Rationale and Objectives The purpose of this study was to assess interobserver variability in the interpretation of gadolinium-enhanced magnetic resonance (MR) angiograms of splanchnic vessels in patients suspected of having chronic mesenteric ischemia (CMI). Materials and Methods Two readers blinded to the initial interpretation retrospectively reviewed gadolinium-enhanced MR angiograms obtained for suspected CMI in 26 patients (20 women and six men; age range, 23–77 years; mean age, 61 years) who also underwent conventional angiography. Each reader graded the degree of stenosis based on the percentage diameter reduction of the celiac artery (CA), superior mesenteric artery (SMA), and inferior mesenteric artery (IMA) by using a five-point ordinal scale: 0, no stenosis; 1, mild stenosis (<50%); 2, moderate stenosis (50%–75%); 3, severe stenosis (>75%); 4, occluded artery. Using the conventional angiogram as a reference standard, authors determined sensitivity and specificity for each observer, assigning two thresholds (grades 2 and 3) as significant stenoses.
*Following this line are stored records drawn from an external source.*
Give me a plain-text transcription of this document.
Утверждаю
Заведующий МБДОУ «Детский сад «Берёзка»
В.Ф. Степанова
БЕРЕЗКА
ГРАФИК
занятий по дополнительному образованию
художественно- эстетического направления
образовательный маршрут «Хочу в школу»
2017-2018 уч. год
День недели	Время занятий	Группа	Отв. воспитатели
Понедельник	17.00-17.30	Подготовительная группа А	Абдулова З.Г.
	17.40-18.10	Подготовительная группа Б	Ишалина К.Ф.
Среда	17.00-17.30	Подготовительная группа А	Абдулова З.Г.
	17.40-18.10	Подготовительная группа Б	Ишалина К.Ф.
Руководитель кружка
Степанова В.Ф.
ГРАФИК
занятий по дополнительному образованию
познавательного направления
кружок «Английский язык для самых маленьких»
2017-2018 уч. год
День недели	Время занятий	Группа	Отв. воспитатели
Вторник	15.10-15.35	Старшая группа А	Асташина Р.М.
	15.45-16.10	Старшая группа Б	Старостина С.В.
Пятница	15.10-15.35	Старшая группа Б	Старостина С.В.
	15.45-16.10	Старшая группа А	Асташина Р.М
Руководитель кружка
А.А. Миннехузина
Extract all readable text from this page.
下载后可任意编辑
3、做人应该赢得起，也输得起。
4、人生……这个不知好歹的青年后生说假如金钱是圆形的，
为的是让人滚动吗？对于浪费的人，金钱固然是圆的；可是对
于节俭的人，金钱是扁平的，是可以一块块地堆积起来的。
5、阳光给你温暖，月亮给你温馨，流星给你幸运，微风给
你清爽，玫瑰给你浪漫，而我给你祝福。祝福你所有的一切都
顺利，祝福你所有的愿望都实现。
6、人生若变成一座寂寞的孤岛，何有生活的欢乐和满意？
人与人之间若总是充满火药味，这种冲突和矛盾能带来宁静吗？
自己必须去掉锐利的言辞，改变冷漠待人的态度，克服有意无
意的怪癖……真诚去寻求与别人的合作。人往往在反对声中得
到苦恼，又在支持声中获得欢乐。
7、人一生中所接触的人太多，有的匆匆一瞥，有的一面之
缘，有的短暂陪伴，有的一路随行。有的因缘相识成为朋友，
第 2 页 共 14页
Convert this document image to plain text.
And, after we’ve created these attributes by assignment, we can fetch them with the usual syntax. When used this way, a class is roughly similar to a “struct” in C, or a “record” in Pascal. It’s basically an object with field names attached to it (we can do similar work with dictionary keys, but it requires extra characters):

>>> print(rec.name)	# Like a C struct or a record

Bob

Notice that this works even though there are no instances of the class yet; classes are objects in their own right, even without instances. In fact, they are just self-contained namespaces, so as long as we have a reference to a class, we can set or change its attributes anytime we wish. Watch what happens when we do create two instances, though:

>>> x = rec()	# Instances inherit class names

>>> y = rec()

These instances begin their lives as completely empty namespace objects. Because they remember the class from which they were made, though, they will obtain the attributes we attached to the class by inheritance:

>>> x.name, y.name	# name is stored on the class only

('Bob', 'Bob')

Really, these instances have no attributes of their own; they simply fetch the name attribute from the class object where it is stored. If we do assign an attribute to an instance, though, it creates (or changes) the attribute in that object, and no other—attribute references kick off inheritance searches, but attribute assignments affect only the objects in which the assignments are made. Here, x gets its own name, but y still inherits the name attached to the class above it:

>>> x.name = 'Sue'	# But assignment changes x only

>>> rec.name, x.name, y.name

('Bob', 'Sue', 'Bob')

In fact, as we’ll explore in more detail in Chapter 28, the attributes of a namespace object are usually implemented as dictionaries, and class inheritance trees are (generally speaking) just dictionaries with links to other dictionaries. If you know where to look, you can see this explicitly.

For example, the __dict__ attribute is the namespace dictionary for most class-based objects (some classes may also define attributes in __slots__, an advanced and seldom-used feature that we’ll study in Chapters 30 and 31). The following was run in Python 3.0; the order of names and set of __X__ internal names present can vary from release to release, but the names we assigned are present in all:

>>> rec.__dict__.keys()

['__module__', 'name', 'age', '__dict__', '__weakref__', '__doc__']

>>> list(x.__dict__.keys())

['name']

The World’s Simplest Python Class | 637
A kappa statistic (κ) measured interobserver agreement. Results With grade 2 stenosis used as a threshold, cumulative accuracies for detecting significant stenosis were 0.95 (95% confidence interval, 0.86–0.99) for reader A and 0.97 (0.88–1.0) for reader B. Interobserver agreement for grading proximal splanchnic stenosis was 0.90 for CA, 0.92 for SMA, and 0.48 for IMA. Conclusion Gadolinium-enhanced MR angiography is reproducibly accurate for detection of proximal splanchnic artery stenosis, with good to excellent interobserver agreement.